Kırklareli İl Tarım ve Orman Müdürlüğü ile Trakya Kalkınma Ajansı iş birliğinde yapılan başvurunun değerlendirilmesinin ardından Kırklareli meşe balı, Türk Patent ve Marka Kurumunca (TÜRKPATENT) tescillendi.
İl Tarım ve Orman Müdürü Mehmet Aksoy, AA muhabirine, meşe balının antioksidan değerinin yüksekliğinden dolayı çok değerli olduğunu söyledi.
Meşe palamudunun akıntısından beslenen arılardan elde edilen balın daha çok sağlık açısından tercih edildiğini anlatan Aksoy, üretiminin ise belirli dönemlerde az miktarda olduğunu ifade etti.
Coğrafi işaret almasının ardından meşe balına ilginin daha da arttığını, yurt içi talebin karşılanmasında güçlük yaşandığını vurgulayan Aksoy, “Geçen yıl mevsimden dolayı üretim az oldu. Bu yıl coğrafi işaret aldıktan sonra inşallah bal üretimimizi artırmaya çalışacağız. Bölgemizde 43 bin kovan var. İnşallah 60-70 bine çıkarmayı hedefliyoruz. Bakanlığımızın da yüzlerce hibe desteği var. Bunun üzerinde iyi çalışırsak meşe balını Türkiye’ye hatta bütün Avrupa’ya ihraç etme şansımız olacak.” dedi.
Meşe balının özelliği hakkında bilgi veren Aksoy, “Sabah bir kaşık alırsanız o günkü enerjinizi sağlamış oluyorsunuz. Antioksidan özelliği olduğu için vücudun direncini artırıyor.” ifadelerini kullandı.
“Meşe balı bağışıklık sitemini güçlendiriyor”

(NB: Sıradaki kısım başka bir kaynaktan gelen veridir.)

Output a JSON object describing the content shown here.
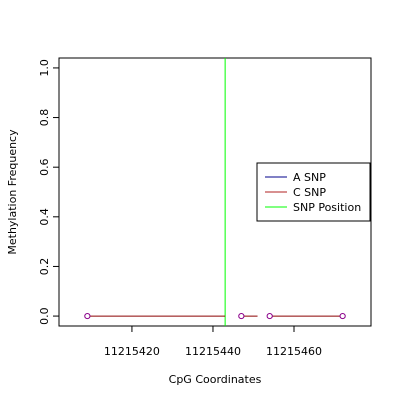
{
  "chart_data": {
    "type": "line",
    "title": "",
    "xlabel": "CpG Coordinates",
    "ylabel": "Methylation Frequency",
    "xlim": [
      11215402,
      11215479
    ],
    "ylim": [
      -0.04,
      1.04
    ],
    "x_ticks": [
      11215420,
      11215440,
      11215460
    ],
    "y_ticks": [
      0.0,
      0.2,
      0.4,
      0.6,
      0.8,
      1.0
    ],
    "x_tick_labels": [
      "11215420",
      "11215440",
      "11215460"
    ],
    "y_tick_labels": [
      "0.0",
      "0.2",
      "0.4",
      "0.6",
      "0.8",
      "1.0"
    ],
    "grid": false,
    "legend_position": "right",
    "legend": [
      {
        "label": "A SNP",
        "color": "#00008B"
      },
      {
        "label": "C SNP",
        "color": "#B22222"
      },
      {
        "label": "SNP Position",
        "color": "#00FF00"
      }
    ],
    "series": [
      {
        "name": "C SNP",
        "color": "#8B0000",
        "marker_color": "#8B008B",
        "segments": [
          [
            [
              11215409,
              0.0
            ],
            [
              11215443,
              0.0
            ]
          ],
          [
            [
              11215447,
              0.0
            ],
            [
              11215451,
              0.0
            ]
          ],
          [
            [
              11215454,
              0.0
            ],
            [
              11215472,
              0.0
            ]
          ]
        ],
        "points": [
          [
            11215409,
            0.0
          ],
          [
            11215447,
            0.0
          ],
          [
            11215454,
            0.0
          ],
          [
            11215472,
            0.0
          ]
        ]
      }
    ],
    "snp_position": 11215443
  }
}
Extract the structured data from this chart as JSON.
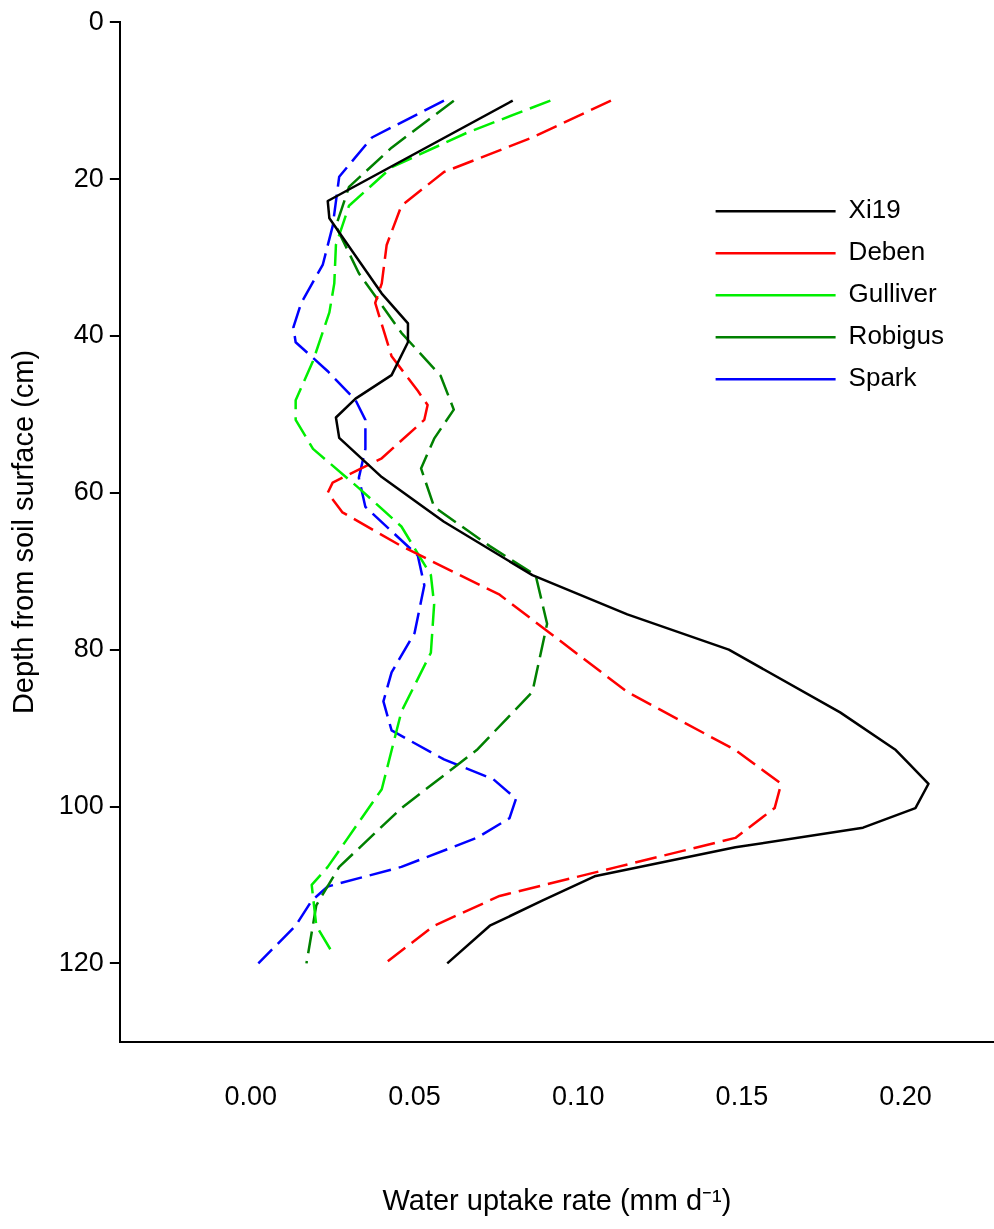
{
  "chart_data": {
    "type": "line",
    "xlabel": "Water uptake rate (mm d⁻¹)",
    "ylabel": "Depth from soil surface (cm)",
    "xlim": [
      -0.04,
      0.227
    ],
    "ylim": [
      130,
      0
    ],
    "xticks": [
      {
        "value": 0,
        "label": "0.00"
      },
      {
        "value": 0.05,
        "label": "0.05"
      },
      {
        "value": 0.1,
        "label": "0.10"
      },
      {
        "value": 0.15,
        "label": "0.15"
      },
      {
        "value": 0.2,
        "label": "0.20"
      }
    ],
    "yticks": [
      0,
      20,
      40,
      60,
      80,
      100,
      120
    ],
    "grid": false,
    "legend": "top right",
    "marker": "none",
    "series": [
      {
        "name": "Xi19",
        "color": "#000000",
        "line_style": "solid",
        "x": [
          0.08,
          0.0235,
          0.024,
          0.04,
          0.048,
          0.048,
          0.043,
          0.032,
          0.026,
          0.027,
          0.04,
          0.059,
          0.086,
          0.115,
          0.146,
          0.18,
          0.197,
          0.207,
          0.203,
          0.187,
          0.148,
          0.105,
          0.089,
          0.073,
          0.06
        ],
        "values": [
          10,
          22.8,
          25,
          34.6,
          38.4,
          40.8,
          45,
          48,
          50.4,
          53,
          58,
          63.7,
          70.5,
          75.5,
          80,
          88,
          92.8,
          97.1,
          100.2,
          102.7,
          105.2,
          108.9,
          112,
          115.2,
          120
        ]
      },
      {
        "name": "Deben",
        "color": "#ff0000",
        "line_style": "dashed",
        "x": [
          0.11,
          0.086,
          0.059,
          0.046,
          0.0415,
          0.04,
          0.038,
          0.043,
          0.051,
          0.054,
          0.053,
          0.04,
          0.025,
          0.0235,
          0.028,
          0.046,
          0.076,
          0.115,
          0.148,
          0.162,
          0.16,
          0.148,
          0.112,
          0.076,
          0.056,
          0.041
        ],
        "values": [
          10,
          14.7,
          19.1,
          23.4,
          28.4,
          33.3,
          35.8,
          42.6,
          47,
          48.8,
          50.7,
          55.6,
          58.7,
          60,
          62.5,
          66.8,
          73,
          85.4,
          92.8,
          97.1,
          100.2,
          104,
          107.7,
          111.4,
          115.2,
          120
        ]
      },
      {
        "name": "Gulliver",
        "color": "#00ee00",
        "line_style": "dashed",
        "x": [
          0.0915,
          0.066,
          0.043,
          0.03,
          0.026,
          0.0255,
          0.024,
          0.019,
          0.0137,
          0.0137,
          0.019,
          0.033,
          0.046,
          0.055,
          0.056,
          0.055,
          0.046,
          0.04,
          0.0235,
          0.0186,
          0.02,
          0.025
        ],
        "values": [
          10,
          14.1,
          18.5,
          23.4,
          28.4,
          33.3,
          37,
          43.2,
          48.2,
          50.7,
          54.4,
          59.4,
          64.3,
          70.5,
          74.2,
          80.4,
          87.9,
          97.8,
          107.7,
          110,
          115.2,
          118.7
        ]
      },
      {
        "name": "Robigus",
        "color": "#008000",
        "line_style": "dashed",
        "x": [
          0.062,
          0.043,
          0.03,
          0.026,
          0.033,
          0.046,
          0.058,
          0.062,
          0.056,
          0.052,
          0.056,
          0.073,
          0.087,
          0.0905,
          0.086,
          0.069,
          0.046,
          0.027,
          0.02,
          0.017
        ],
        "values": [
          10,
          16,
          21,
          26,
          32,
          39.6,
          45.1,
          49.4,
          53.1,
          56.9,
          61.8,
          66.8,
          70.5,
          76.7,
          85.4,
          92.8,
          100.2,
          107.7,
          112.6,
          120
        ]
      },
      {
        "name": "Spark",
        "color": "#0000ff",
        "line_style": "dashed",
        "x": [
          0.059,
          0.037,
          0.027,
          0.025,
          0.022,
          0.0154,
          0.013,
          0.0137,
          0.0235,
          0.032,
          0.035,
          0.035,
          0.033,
          0.035,
          0.043,
          0.051,
          0.053,
          0.05,
          0.043,
          0.0405,
          0.043,
          0.059,
          0.074,
          0.081,
          0.079,
          0.069,
          0.046,
          0.0235,
          0.0186,
          0.0137,
          0.0023
        ],
        "values": [
          10,
          14.7,
          19.7,
          26,
          30.9,
          35.8,
          38.9,
          40.8,
          44.5,
          48.2,
          50.7,
          54.4,
          58.1,
          61.8,
          64.9,
          68,
          71.8,
          77.9,
          82.9,
          86.6,
          90.3,
          94,
          96.5,
          99,
          101.5,
          104,
          107.7,
          110.2,
          112,
          115.2,
          120
        ]
      }
    ]
  }
}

Hacettepe Üniversitesi Biyoloji Bölümü Arı ve Arı Ürünleri Uygulama ve Araştırma Merkezinden Doç. Dr. Aslı Özkök ise Kırklareli meşe balının adeta şifa kaynağı olduğunu dile getirdi.
Özkök, şöyle konuştu:
“Meşe ağaçlarında yapılan anatomik çalışmalara ek olarak meşe ballarında mikroskobik analizler yapılmış, salgı ballarında rastlanan balçiği elementleri görülmüştür. Balçiği, tatlı, viskoz, bazen sıvı veya kristal halde bitkilerde bulunan ve arılar tarafından toplanarak salgı balına dönüştürülen bir maddedir. Balçiği, çam balında olduğu gibi yaprak veya gövdeyi delerek beslenebilen böceklerin çıkartılarından oluşabilir ya da meşe balında olduğu gibi bitkilerin yaprak, meyve, gövde gibi salgılarından da dışarı salınabilir. Dışarı salınan bu yapışkan sıvı ağaçlara bulaşmakta veya kuru havalarda kristalleşerek yere düşmektedir.”
Çalışmalarda meşe balında önemli antioksidan ve bileşenlere rastlandığını anlatan Özkök, “Antioksidan oranı oldukça yüksek meşe balının bağışıklık sistemini artırıcı etkisinin olduğunu söyleyebiliriz.” dedi.
“Kuveyt, Lübnan ve Mısır gibi ülkelerden talep var”
Meşe balı üreticisi Emrah Akol ise bala ilginin her geçen gün arttığını, yurt içi ve dışı talebi karşılamak için yoğun çaba gösterdiklerini söyledi.
Yeni tip koronavirüs (Kovid-19) sürecinin de bala ilgiyi artırdığına işaret eden Akol, şunları kaydetti:
“Balımız genellikle haziranın sonları ile ağustosun başları arasında oluyor. Verim yıllara göre değişkenlik gösteriyor. 2020 sezonunda üretim, yağışların fazla olmasından, sıcaklıkların birden yükselmesinden dolayı düşüktü. Kovan ortalaması neredeyse 2-3 kilogramlara kadar düştü. Ama 2019 bereketliydi. Kovan ortalaması 15 kilogramın üzerindeydi. Şimdi büyük şarküteriler ve restoranlar ile Kuveyt, Lübnan, Mısır gibi ülkelerden talep var. Meşe balının en fazla satıldığı yer İstanbul ve Ankara gibi büyük şehirler.”